Bucs receiver Keyshawn Johnson says that when he was with the New York Jets, he tried desperately to get traded to Gruden's Raiders. "A young Bill Parcells," Johnson calls his new coach. In his rush to replace Dungy's one-dimensional attack with his own aggressive and disciplined scheme, Gruden had the offense run more than 1,000 plays during its minicamp, and in training camp he would jam two dozen plays into 10 minutes. "We've always had a tremendous tempo on defense," Lynch says. "Now the offense is starting to match it."
This is no small feat. The Bucs won their first two preseason games over their intrastate rivals, the Miami Dolphins and the Jacksonville Jaguars, but Gruden's biggest challenge has come in the offense's battles against Tampa Bay's fearsome defense. Led by tackle Warren Sapp, who vowed to Gruden that he'd be his daily nightmare, the Bucs' D is a "high-testosterone unit, with a lot of libidos," says defensive end Simeon Rice. But early in the first week of training camp Gruden got his offense moving, and Sapp & Co. backpedaled all the way downfield. After each play Gruden would go into the huddle, his face Chuckified, and say, "Let's keep ripping their asses."
"And we'd rip them again," says receiver Keenan McCardell. "It's contagious."
Compared with all this, then, what are the words of a dying man? Of course, McKittrick was right. But Gruden knows that few people understand what they want out of life, fewer still have the gifts to match their ambition, and fewest of all get rich and famous in the bargain.
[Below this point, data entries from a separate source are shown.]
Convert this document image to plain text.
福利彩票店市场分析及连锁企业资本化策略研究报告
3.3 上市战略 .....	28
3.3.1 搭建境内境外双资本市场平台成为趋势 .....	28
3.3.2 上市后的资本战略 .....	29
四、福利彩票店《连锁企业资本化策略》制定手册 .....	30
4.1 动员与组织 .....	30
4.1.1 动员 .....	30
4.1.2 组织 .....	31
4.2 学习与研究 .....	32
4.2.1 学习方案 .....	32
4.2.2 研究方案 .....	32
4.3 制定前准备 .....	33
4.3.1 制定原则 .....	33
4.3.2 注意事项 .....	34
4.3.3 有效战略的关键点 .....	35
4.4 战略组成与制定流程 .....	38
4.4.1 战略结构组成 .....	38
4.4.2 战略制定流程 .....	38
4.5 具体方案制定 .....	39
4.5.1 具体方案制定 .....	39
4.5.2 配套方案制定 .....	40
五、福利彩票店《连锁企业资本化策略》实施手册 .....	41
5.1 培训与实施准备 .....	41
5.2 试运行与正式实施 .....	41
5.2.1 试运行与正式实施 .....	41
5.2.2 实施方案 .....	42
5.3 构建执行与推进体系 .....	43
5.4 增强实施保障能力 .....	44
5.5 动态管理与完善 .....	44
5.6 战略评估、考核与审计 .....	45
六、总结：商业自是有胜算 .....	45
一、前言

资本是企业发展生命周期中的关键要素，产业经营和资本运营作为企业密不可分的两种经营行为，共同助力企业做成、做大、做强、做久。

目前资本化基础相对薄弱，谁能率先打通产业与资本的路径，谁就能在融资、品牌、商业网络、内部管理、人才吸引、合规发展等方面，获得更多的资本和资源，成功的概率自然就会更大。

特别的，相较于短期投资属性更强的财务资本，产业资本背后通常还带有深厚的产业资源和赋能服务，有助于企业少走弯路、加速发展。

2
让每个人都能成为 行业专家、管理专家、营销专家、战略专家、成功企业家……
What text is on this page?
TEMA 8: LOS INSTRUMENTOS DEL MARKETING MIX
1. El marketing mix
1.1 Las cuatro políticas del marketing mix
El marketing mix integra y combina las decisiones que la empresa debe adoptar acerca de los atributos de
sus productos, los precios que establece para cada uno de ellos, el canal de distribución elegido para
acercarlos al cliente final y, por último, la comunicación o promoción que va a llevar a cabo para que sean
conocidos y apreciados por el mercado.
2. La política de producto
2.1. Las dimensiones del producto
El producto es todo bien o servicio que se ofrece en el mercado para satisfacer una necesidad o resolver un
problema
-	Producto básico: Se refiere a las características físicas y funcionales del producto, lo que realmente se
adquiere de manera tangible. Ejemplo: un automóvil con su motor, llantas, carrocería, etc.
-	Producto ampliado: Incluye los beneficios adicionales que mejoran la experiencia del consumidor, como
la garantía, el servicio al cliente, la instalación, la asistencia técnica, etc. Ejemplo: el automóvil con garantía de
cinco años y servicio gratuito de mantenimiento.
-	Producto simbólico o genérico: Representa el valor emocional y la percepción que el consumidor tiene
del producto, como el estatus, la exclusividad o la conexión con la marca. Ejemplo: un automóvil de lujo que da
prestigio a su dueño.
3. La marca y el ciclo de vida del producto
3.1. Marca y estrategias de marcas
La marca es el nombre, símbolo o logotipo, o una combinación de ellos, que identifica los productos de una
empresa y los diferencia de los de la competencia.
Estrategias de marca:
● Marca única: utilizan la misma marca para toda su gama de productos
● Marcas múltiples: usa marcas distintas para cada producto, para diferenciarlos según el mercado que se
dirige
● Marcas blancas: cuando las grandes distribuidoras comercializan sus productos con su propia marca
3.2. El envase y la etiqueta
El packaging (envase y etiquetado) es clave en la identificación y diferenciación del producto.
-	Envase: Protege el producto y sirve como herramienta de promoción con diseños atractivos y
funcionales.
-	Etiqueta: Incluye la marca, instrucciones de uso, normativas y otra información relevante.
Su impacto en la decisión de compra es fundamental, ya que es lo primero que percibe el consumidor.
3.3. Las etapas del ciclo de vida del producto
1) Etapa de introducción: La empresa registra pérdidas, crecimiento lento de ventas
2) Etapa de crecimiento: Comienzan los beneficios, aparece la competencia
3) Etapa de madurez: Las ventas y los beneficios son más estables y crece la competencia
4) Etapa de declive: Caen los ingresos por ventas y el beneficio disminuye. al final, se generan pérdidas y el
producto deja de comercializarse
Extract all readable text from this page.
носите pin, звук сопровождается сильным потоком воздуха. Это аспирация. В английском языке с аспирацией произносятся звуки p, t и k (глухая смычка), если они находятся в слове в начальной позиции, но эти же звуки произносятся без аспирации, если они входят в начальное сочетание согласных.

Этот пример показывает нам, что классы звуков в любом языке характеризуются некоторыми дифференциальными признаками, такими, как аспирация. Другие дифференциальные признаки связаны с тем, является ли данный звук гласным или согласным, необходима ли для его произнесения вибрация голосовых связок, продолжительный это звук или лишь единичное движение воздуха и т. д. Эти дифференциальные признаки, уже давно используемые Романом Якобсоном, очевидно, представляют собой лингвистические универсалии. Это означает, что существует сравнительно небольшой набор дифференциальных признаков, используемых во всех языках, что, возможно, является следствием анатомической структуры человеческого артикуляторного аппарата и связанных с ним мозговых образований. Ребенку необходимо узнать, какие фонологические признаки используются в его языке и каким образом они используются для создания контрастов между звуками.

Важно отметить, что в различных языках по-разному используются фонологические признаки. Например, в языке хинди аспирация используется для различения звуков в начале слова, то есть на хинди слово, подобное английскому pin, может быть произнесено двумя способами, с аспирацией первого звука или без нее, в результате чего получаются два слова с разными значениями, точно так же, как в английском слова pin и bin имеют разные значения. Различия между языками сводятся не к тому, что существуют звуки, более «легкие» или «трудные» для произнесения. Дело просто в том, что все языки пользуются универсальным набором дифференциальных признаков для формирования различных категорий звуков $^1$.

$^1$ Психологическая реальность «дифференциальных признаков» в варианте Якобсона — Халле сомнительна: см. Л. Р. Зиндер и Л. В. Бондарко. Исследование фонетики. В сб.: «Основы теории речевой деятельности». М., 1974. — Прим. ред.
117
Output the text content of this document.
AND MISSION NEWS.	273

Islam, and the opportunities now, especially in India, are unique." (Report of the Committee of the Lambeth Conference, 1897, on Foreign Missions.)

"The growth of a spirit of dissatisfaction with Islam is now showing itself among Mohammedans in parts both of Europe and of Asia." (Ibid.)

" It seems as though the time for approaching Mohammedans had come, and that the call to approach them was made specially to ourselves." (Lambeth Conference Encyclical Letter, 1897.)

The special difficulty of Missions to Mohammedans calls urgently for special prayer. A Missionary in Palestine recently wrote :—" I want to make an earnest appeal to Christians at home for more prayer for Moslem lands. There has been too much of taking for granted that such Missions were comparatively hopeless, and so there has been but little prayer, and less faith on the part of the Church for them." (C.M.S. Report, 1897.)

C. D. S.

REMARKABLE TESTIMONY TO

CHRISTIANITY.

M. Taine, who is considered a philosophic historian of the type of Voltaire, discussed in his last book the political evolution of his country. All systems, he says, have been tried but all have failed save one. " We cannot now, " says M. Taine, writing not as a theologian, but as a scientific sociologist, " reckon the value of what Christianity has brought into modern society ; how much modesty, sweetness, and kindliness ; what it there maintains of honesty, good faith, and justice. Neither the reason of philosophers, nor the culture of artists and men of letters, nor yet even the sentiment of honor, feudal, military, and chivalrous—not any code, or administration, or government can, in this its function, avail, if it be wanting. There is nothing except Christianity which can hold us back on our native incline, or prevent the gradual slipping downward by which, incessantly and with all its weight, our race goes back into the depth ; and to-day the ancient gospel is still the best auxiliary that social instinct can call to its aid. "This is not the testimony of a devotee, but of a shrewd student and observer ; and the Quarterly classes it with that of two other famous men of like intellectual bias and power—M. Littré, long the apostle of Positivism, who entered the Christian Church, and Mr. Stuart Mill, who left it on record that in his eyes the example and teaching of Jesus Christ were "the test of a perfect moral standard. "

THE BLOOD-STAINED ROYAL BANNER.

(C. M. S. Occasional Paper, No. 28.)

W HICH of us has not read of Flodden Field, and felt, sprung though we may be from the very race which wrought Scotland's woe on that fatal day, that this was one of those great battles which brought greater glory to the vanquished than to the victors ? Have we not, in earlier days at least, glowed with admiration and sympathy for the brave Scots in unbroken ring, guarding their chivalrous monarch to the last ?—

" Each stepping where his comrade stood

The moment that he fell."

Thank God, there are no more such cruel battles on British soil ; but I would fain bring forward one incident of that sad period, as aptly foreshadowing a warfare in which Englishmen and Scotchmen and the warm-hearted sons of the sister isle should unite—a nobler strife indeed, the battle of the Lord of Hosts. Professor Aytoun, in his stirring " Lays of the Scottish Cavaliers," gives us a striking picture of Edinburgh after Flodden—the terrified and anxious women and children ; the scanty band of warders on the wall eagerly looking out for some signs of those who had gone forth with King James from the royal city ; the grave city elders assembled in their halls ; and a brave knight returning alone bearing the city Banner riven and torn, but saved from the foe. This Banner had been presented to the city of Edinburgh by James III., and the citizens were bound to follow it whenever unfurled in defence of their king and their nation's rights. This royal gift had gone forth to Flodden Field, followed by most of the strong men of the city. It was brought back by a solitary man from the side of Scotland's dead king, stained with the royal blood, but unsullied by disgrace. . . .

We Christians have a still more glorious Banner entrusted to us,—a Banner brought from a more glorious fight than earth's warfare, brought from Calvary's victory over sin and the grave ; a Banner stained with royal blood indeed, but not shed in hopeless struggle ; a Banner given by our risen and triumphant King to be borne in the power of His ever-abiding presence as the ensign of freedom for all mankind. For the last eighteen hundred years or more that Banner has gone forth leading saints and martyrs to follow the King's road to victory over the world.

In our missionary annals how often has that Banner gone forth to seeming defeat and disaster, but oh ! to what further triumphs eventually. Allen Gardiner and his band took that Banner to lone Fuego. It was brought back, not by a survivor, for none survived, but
McKittrick had "made me reflect on being a good husband, a good family man and all that," Gruden says, "but at the same time, I love this."
He is sitting in the Orlando hotel, shades drawn. It's 5:50 a.m. His face is lit by the glow of the computer.
"I love this," Gruden says again. "I love the strategy. I love being around the guys. I like the competition. I love flying home after a big win, the locker room celebrations. I like to see how we all act in the face of adversity. Are we going to throw our helmets, or are we going to find a way out of this? Is it going to be second-and-nine or first-and-10? Are we going to make this field goal? What's the weather going to be like tomorrow for the game? I wonder if it's going to be a loud crowd. I wonder if they're going to raise hell in that end zone like they always do. I just like the thrill of it all."
Envy the man, and pity him, too. He has everything he ever wanted.